ストリートピアノYouTuberというのを、YouTubeという観点で捉えてると何も気付かないが、記事にあるように生計が立てづらいピアニストの活躍のステージの広がりと捉えるとハッとする。
コロナが出現する半年くらい前に何気なく検索する中で都庁ピアノという存在を知り、その流れでストリートピアノのYoutubeをよく見るようになった。
今やそれなりの大御所になった彼ら彼女らの多くは、ビジネスでもなければ儲かるからというわけでもなく、腕試しを楽しんでるように見えていた。
わたしはどんどん引き込まれたが、引き込まれた理由は少しづつ変わっていた。
最初は、ストリートピアノという異空間のおもしろさだった。
ピアノが上手いというのは大前提だが、わたし如きには弾ける人は皆上手く見えていたので、優劣の判断は付かなかった。
誰でも自由に弾けるが、独占は許されず、一人1曲もしくはせいぜい数分が持ち時間というのが、Youtubeで見てると引き際の美学すら感じさせてくれていた。
次の興味はどんな曲を弾いてくれるのだろうかという興味に移って行き、その場にいる観客や事前にYoutubeでリクエストを募ったりという双方向性のコミュニケーションに移って行った。
そんな時にコロナが発生し、当然の如くストリートピアノは中止されていった。
それなりのファンを獲得していたストリートピアノYouTuberは、ライブ配信に参入して行った。
それなりの環境でピアノと過ごした方は、自宅にピアノがありかつ防音もしっかりしてるだろうこともあり、人に迷惑をかけることなく音を出せたのだ。
ここが瀬戸際だったような気がする。
コロナ禍では、自宅拠点で自由に演奏できて配信できるということは、簡単なようでハードルが高いはず。
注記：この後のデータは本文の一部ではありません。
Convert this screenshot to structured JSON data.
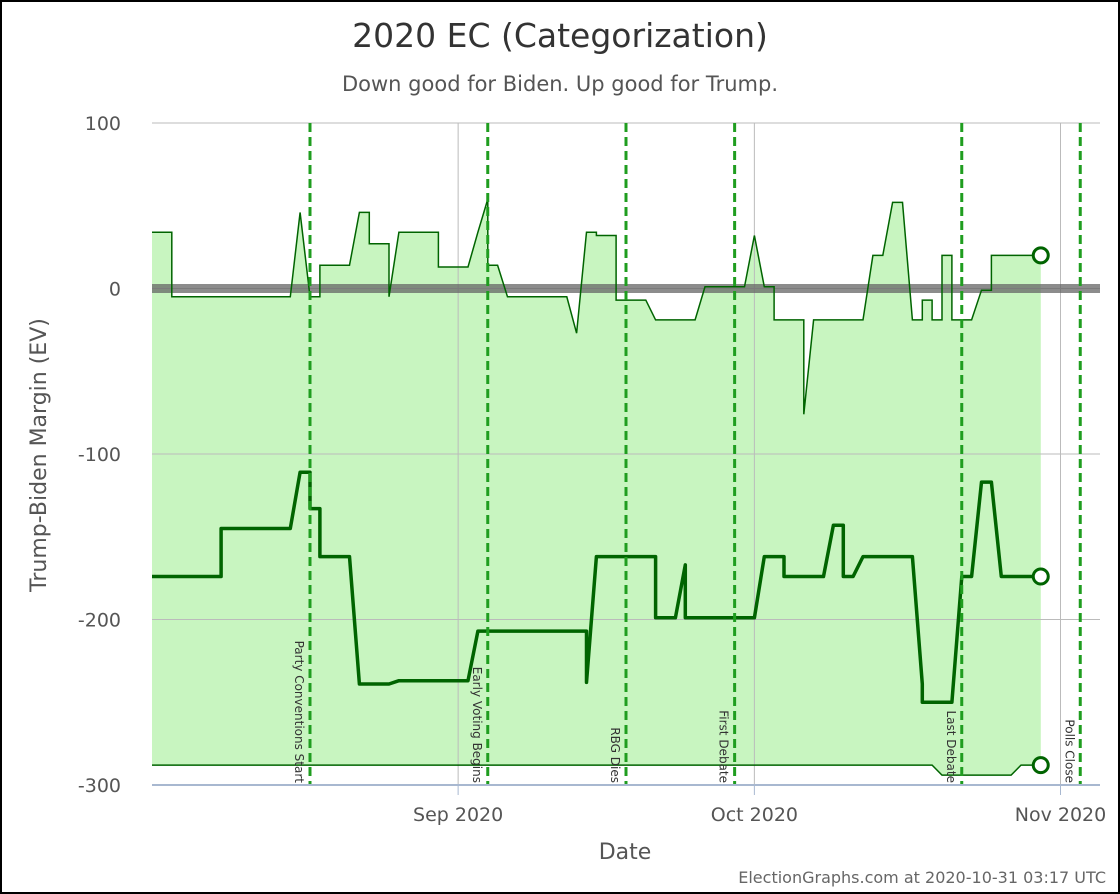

このタイミングでライブ配信しなければ、生まれていたコミュニケーションは断ち切れて、おそらく次はまたゼロからの出発になったはず。
ストリートピアノYouTuberは、コロナ禍でチャンスをゲットした数少ない人たちなのだ。
多分コロナ前には全く描けなかった人生展開のはず。
Youtubeの投げ銭機能なども追い風だっただろう。
新しい話題が少ない中でテレビ等にも着目されて、知名度も急上昇した。
今からストリートピアノに進出しても、同じ人生を望むことはできないだろう、それは努力などとは全く違う要素が重要だということを示している。
どれもこれも、後から理屈が繋がってるだけで、一番最初は『好きだから』『それしかできないから』という気持ちしか拠り所はなかったはず。
ビジネス論を語ることが好きな人はたくさんいるが、そんな人たち(わたしも含まれる)は勝算が感じられるものにしか反応しようとしない。
もちろんストリートピアノ市場はすでに飽和状態で、今知名度を獲得してる方々も維持することすら難しくなるだろう。
この流れから教訓を得るとすればただ一つだ、勝算があるように見えるものに手を出すのはすでに遅過ぎるのだ。
何もかもが速い展開を見せる現代では、他人より早く、他人とは違う展開をしなければいけないのだ。
結局、『好きだから』『それしかできないから』という気持ちしか拠り所はないのかもしれない。